Вспоминая это, Феликс шел по дорожке поселка, оставляя на снегу ровные четкие черные следы.

Дверь квартиры открыл полусонный Красавчик.

– А, прибыл! – усмехнулся он. – Что же ты в такую рань по гостям ходишь?

– У меня очень тяжелая ситуация, постарайся понять.

– Уж где нам, убогим!

– У меня болен близкий человек, одна девушка. Хорошая.

– Ты с ней спишь? – криво ухмыльнулся Красавчик.

– Нет, я с ней вальс танцую, – Феликс опустил глаза.

– Как это на тебя похоже! – ужаснулся бывший друг. – Значит, не любишь, просто мучаешься.

– А любить – всегда мучиться. По-другому Бог не придумал, – возразил Художник.

– Ерунда, – захохотал Красавичк, обнажая ряд ровных-ровных, белых-белых зубов. – Это люди Бога выдумали. Любить – значит наслаждаться. Денег в долг не дам, – перешел он к делу, – я не благотворительный фонд. Впрочем… – он помедлил, – могу помочь подработать.

Художник молча кивнул.

И он стрелял. В настоящем тире. По настоящим мишеням. Стрелял без промаха. Так, как он умел это делать – блистательно. За ним наблюдал Лысый, глядел на него как-то печально, потом махнул рукой – мол, хватит.

Они с Лысым пили кофе. Красавчик прислуживал за столом, его к разговору не допустили.
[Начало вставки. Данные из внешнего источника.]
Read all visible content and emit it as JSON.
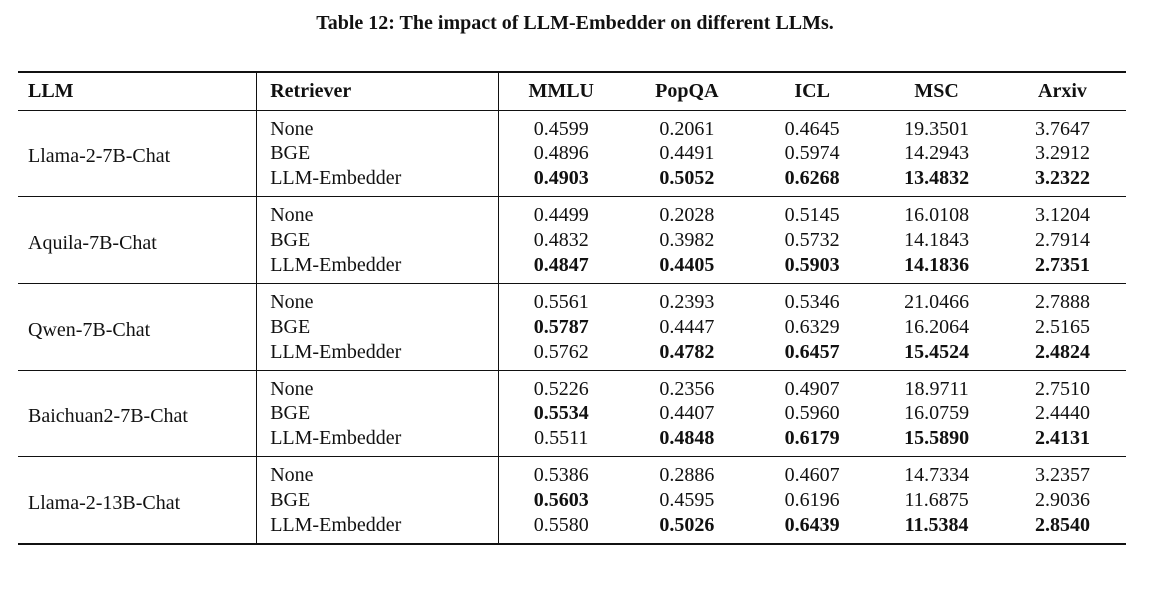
{
  "caption": "Table 12: The impact of LLM-Embedder on different LLMs.",
  "headers": [
    "LLM",
    "Retriever",
    "MMLU",
    "PopQA",
    "ICL",
    "MSC",
    "Arxiv"
  ],
  "groups": [
    {
      "llm": "Llama-2-7B-Chat",
      "rows": [
        {
          "retriever": "None",
          "values": [
            "0.4599",
            "0.2061",
            "0.4645",
            "19.3501",
            "3.7647"
          ],
          "bold": [
            false,
            false,
            false,
            false,
            false
          ]
        },
        {
          "retriever": "BGE",
          "values": [
            "0.4896",
            "0.4491",
            "0.5974",
            "14.2943",
            "3.2912"
          ],
          "bold": [
            false,
            false,
            false,
            false,
            false
          ]
        },
        {
          "retriever": "LLM-Embedder",
          "values": [
            "0.4903",
            "0.5052",
            "0.6268",
            "13.4832",
            "3.2322"
          ],
          "bold": [
            true,
            true,
            true,
            true,
            true
          ]
        }
      ]
    },
    {
      "llm": "Aquila-7B-Chat",
      "rows": [
        {
          "retriever": "None",
          "values": [
            "0.4499",
            "0.2028",
            "0.5145",
            "16.0108",
            "3.1204"
          ],
          "bold": [
            false,
            false,
            false,
            false,
            false
          ]
        },
        {
          "retriever": "BGE",
          "values": [
            "0.4832",
            "0.3982",
            "0.5732",
            "14.1843",
            "2.7914"
          ],
          "bold": [
            false,
            false,
            false,
            false,
            false
          ]
        },
        {
          "retriever": "LLM-Embedder",
          "values": [
            "0.4847",
            "0.4405",
            "0.5903",
            "14.1836",
            "2.7351"
          ],
          "bold": [
            true,
            true,
            true,
            true,
            true
          ]
        }
      ]
    },
    {
      "llm": "Qwen-7B-Chat",
      "rows": [
        {
          "retriever": "None",
          "values": [
            "0.5561",
            "0.2393",
            "0.5346",
            "21.0466",
            "2.7888"
          ],
          "bold": [
            false,
            false,
            false,
            false,
            false
          ]
        },
        {
          "retriever": "BGE",
          "values": [
            "0.5787",
            "0.4447",
            "0.6329",
            "16.2064",
            "2.5165"
          ],
          "bold": [
            true,
            false,
            false,
            false,
            false
          ]
        },
        {
          "retriever": "LLM-Embedder",
          "values": [
            "0.5762",
            "0.4782",
            "0.6457",
            "15.4524",
            "2.4824"
          ],
          "bold": [
            false,
            true,
            true,
            true,
            true
          ]
        }
      ]
    },
    {
      "llm": "Baichuan2-7B-Chat",
      "rows": [
        {
          "retriever": "None",
          "values": [
            "0.5226",
            "0.2356",
            "0.4907",
            "18.9711",
            "2.7510"
          ],
          "bold": [
            false,
            false,
            false,
            false,
            false
          ]
        },
        {
          "retriever": "BGE",
          "values": [
            "0.5534",
            "0.4407",
            "0.5960",
            "16.0759",
            "2.4440"
          ],
          "bold": [
            true,
            false,
            false,
            false,
            false
          ]
        },
        {
          "retriever": "LLM-Embedder",
          "values": [
            "0.5511",
            "0.4848",
            "0.6179",
            "15.5890",
            "2.4131"
          ],
          "bold": [
            false,
            true,
            true,
            true,
            true
          ]
        }
      ]
    },
    {
      "llm": "Llama-2-13B-Chat",
      "rows": [
        {
          "retriever": "None",
          "values": [
            "0.5386",
            "0.2886",
            "0.4607",
            "14.7334",
            "3.2357"
          ],
          "bold": [
            false,
            false,
            false,
            false,
            false
          ]
        },
        {
          "retriever": "BGE",
          "values": [
            "0.5603",
            "0.4595",
            "0.6196",
            "11.6875",
            "2.9036"
          ],
          "bold": [
            true,
            false,
            false,
            false,
            false
          ]
        },
        {
          "retriever": "LLM-Embedder",
          "values": [
            "0.5580",
            "0.5026",
            "0.6439",
            "11.5384",
            "2.8540"
          ],
          "bold": [
            false,
            true,
            true,
            true,
            true
          ]
        }
      ]
    }
  ]
}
– Мне редко кто нравится. А ты нравишься. Ты какой-то настоящий, не деланый. Не этот, – кивнул он на Красавчика.

– Он мой однокурсник, – сказал Художник.

– Да я знаю, – меланхолично отозвался Лысый. – Личность абсолютно ничтожная. Знаешь, что для него несчастье? Если ему в лицо плеснуть соляной кислотой. Все остальное в мире для этого человека не имеет значения. Счастье в жизни у него измеряется количеством баб. Даже не качеством.
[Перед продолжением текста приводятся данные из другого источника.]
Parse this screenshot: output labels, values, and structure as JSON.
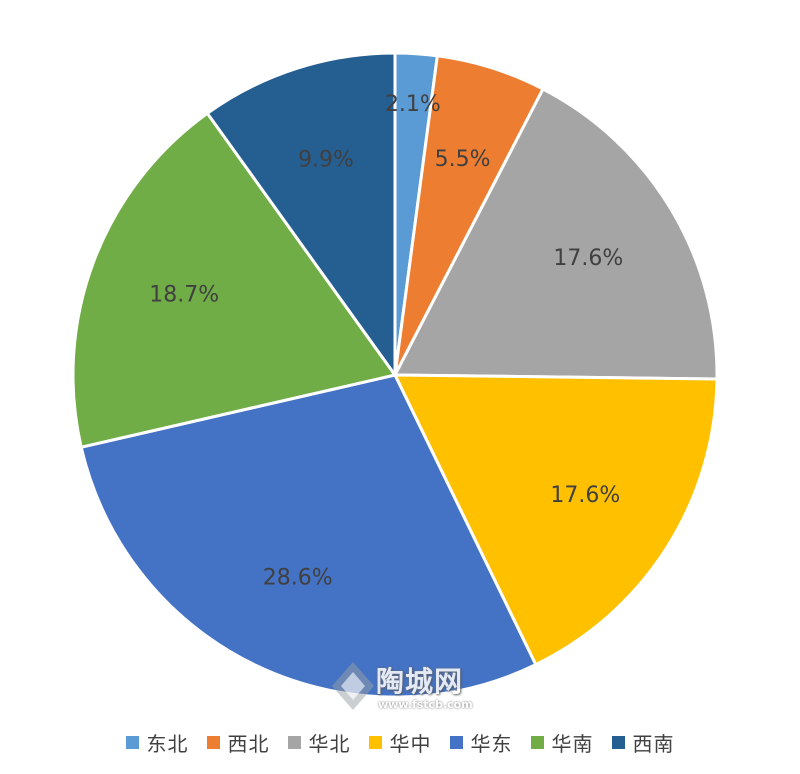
{
  "chart_data": {
    "type": "pie",
    "categories": [
      "东北",
      "西北",
      "华北",
      "华中",
      "华东",
      "华南",
      "西南"
    ],
    "values": [
      2.1,
      5.5,
      17.6,
      17.6,
      28.6,
      18.7,
      9.9
    ],
    "value_labels": [
      "2.1%",
      "5.5%",
      "17.6%",
      "17.6%",
      "28.6%",
      "18.7%",
      "9.9%"
    ],
    "colors": [
      "#5b9bd5",
      "#ed7d31",
      "#a5a5a5",
      "#ffc000",
      "#4472c4",
      "#70ad47",
      "#255e91"
    ],
    "start_angle_deg": 0,
    "direction": "clockwise",
    "legend_position": "bottom",
    "title": ""
  },
  "watermark": {
    "text": "陶城网",
    "url": "www.fstcb.com"
  }
}
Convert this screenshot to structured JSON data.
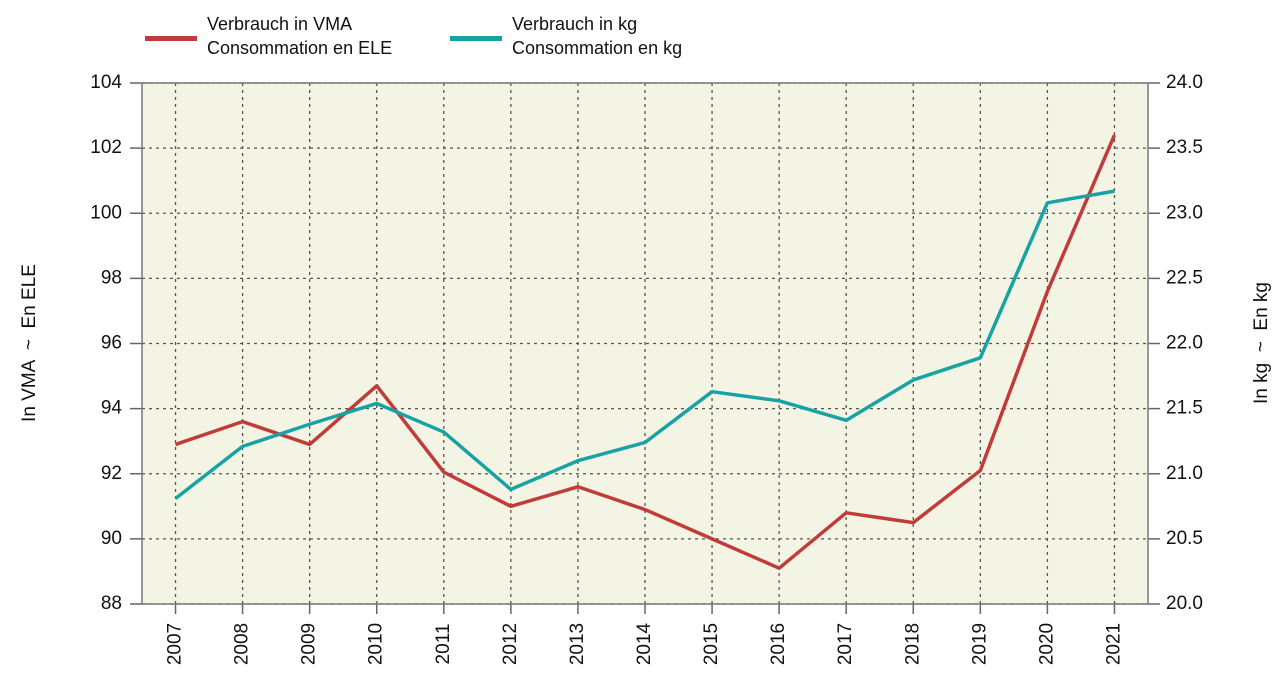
{
  "chart_data": {
    "type": "line",
    "categories": [
      "2007",
      "2008",
      "2009",
      "2010",
      "2011",
      "2012",
      "2013",
      "2014",
      "2015",
      "2016",
      "2017",
      "2018",
      "2019",
      "2020",
      "2021"
    ],
    "series": [
      {
        "name": "Verbrauch in VMA\nConsommation en ELE",
        "color": "#c23b3b",
        "axis": "y",
        "values": [
          92.9,
          93.6,
          92.9,
          94.7,
          92.05,
          91.0,
          91.6,
          90.9,
          90.0,
          89.1,
          90.8,
          90.5,
          92.1,
          97.6,
          102.4
        ]
      },
      {
        "name": "Verbrauch in kg\nConsommation en kg",
        "color": "#17a2a4",
        "axis": "y2",
        "values": [
          20.81,
          21.21,
          21.38,
          21.54,
          21.32,
          20.88,
          21.1,
          21.24,
          21.63,
          21.56,
          21.41,
          21.72,
          21.89,
          23.08,
          23.17
        ]
      }
    ],
    "y_label": "In VMA  ~  En ELE",
    "y2_label": "In kg  ~  En kg",
    "ylim": [
      88,
      104
    ],
    "yticks": [
      88,
      90,
      92,
      94,
      96,
      98,
      100,
      102,
      104
    ],
    "y2lim": [
      20,
      24
    ],
    "y2ticks": [
      {
        "value": 20,
        "label": "20.0"
      },
      {
        "value": 20.5,
        "label": "20.5"
      },
      {
        "value": 21,
        "label": "21.0"
      },
      {
        "value": 21.5,
        "label": "21.5"
      },
      {
        "value": 22,
        "label": "22.0"
      },
      {
        "value": 22.5,
        "label": "22.5"
      },
      {
        "value": 23,
        "label": "23.0"
      },
      {
        "value": 23.5,
        "label": "23.5"
      },
      {
        "value": 24,
        "label": "24.0"
      }
    ],
    "grid": true
  }
}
Красавчик в это время сам себе строил глазки, разговаривая по телефону.

– Единственный его друг – зеркало. Не люблю красивых мужиков. Люблю стоящих.

– Лучше бы сразу к делу перейти, – перебил его художник, – у меня…

– Знаю – девочка больна, – грустно улыбнулся Лысый. – Вылечишь ты свою девочку. На море свозишь. Женишься. Все у тебя будет нормально. Не дрейфь! Меня нарисуешь? Красавчик говорит, ты рисуешь здорово, не только стреляешь?

– Что, за этим звали?

Лысый развеселился:

– А что, не поверишь, что за этим?

– Не поверю!

– И правильно сделаешь! Не больно-то мне интересно видеть свою рожу! Это ему интересно, твоему бывшему однокурснику! Знаешь, не одна только моя собственная рожа мне противна. Мне полчеловечества жить мешает.

– Всех перестрелять надо?

– Всех – тоже скучно.

Лысому нравился полушутливый тон, взятый им самим и поддержанный парнем.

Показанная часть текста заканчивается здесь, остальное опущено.